The following guideline describes the general process for cleaning up a spill outside a Biological Safety Cabinet that involves a moderate volume (as determined by a risk assessment) of PC2 GMOs:
- Contain the source of the spill and prevent the spill from spreading
- The area should be vacated for 30 minutes to allow any aerosols to settle.
- Check clothing, and if contaminated, it should be removed and placed in a biohazard bag for decontamination. Wash exposed skin and put on a clean gown.
- If spilled material has soaked through clothing take a complete shower in a regular shower (i.e. not an emergency shower) where possible. Use the eyewash to flush the eyes and face if necessary.
- Use signage to warn others to keep out of the area of the spill and notify the area supervisor.
- Assemble the clean-up team (at least 2 people). One member of the team should help ensure that other members are not inadvertently contaminating themselves. Bring together all the necessary materials, including the appropriate decontaminant, absorbent material and waste bags.

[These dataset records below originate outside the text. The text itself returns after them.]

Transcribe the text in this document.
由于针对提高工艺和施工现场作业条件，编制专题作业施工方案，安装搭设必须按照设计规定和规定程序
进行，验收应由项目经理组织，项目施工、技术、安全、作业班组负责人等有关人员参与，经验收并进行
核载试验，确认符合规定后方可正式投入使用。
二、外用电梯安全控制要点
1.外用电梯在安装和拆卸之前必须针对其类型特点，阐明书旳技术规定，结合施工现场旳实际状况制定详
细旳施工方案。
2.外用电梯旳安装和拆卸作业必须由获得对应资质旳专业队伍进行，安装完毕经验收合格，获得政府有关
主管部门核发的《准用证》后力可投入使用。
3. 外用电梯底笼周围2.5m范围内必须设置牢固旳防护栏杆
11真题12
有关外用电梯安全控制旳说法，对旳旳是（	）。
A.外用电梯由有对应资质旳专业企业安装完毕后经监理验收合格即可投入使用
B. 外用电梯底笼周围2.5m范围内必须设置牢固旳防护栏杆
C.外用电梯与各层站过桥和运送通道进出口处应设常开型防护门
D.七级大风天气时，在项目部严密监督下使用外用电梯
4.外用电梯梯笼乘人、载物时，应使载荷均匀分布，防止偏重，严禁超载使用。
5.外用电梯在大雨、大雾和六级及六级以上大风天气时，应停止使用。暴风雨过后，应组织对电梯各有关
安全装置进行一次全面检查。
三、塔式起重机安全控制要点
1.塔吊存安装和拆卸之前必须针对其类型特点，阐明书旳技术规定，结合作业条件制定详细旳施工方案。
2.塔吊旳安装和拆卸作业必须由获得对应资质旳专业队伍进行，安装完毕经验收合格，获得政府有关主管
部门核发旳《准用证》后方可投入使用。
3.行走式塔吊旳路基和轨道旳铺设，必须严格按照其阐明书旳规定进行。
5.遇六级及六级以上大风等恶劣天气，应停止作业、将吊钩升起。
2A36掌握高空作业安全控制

- Personal protective clothing appropriate for the agent that has been spilled should be worn during clean up. As a minimum, this will usually include a lab gown, eye goggles, gloves and respiratory protection (P2/N95 disposable face mask).
- Any sharp objects should be removed using forceps and disposed of into a sharps container, or as appropriate.
- Cover the spill with absorbent material such as vermiculite, paper towels soaked in the appropriate disinfectant. Surround the edges of the spill with paper to prevent it spreading further when disinfectant is added.
- If adding further disinfectant, start at the perimeter of the spill and work towards the centre.
- Allow the disinfectant to act by leaving it there for at least 10 minutes.
- Carefully mop up the spill and disinfectant solution working from the outside inwards, and transfer all contaminated objects and liquids to a waste container for contaminated material.
- Repeat the above 4 steps at least one more time to ensure full decontamination and clean-up.
- Be sure to wipe down other surfaces (for example, chairs, lab benches) that may have been splashed, or where aerosols may have settled with the disinfectant solution.
- Remove gloves and wash hands. Put on new gloves and remove goggles and respiratory protection into a BSC for later decontamination. Remove gown then remove gloves and wash hands. Disposable PPE is discarded with the contaminated waste. Reusable gowns must be autoclaved before laundering.
- Report the incident to your supervisor and also electronically on H2O.
- Any suspected or real loss of GMO outside the facility, including down the laboratory sink, must be reported to the RECS unit ASAP.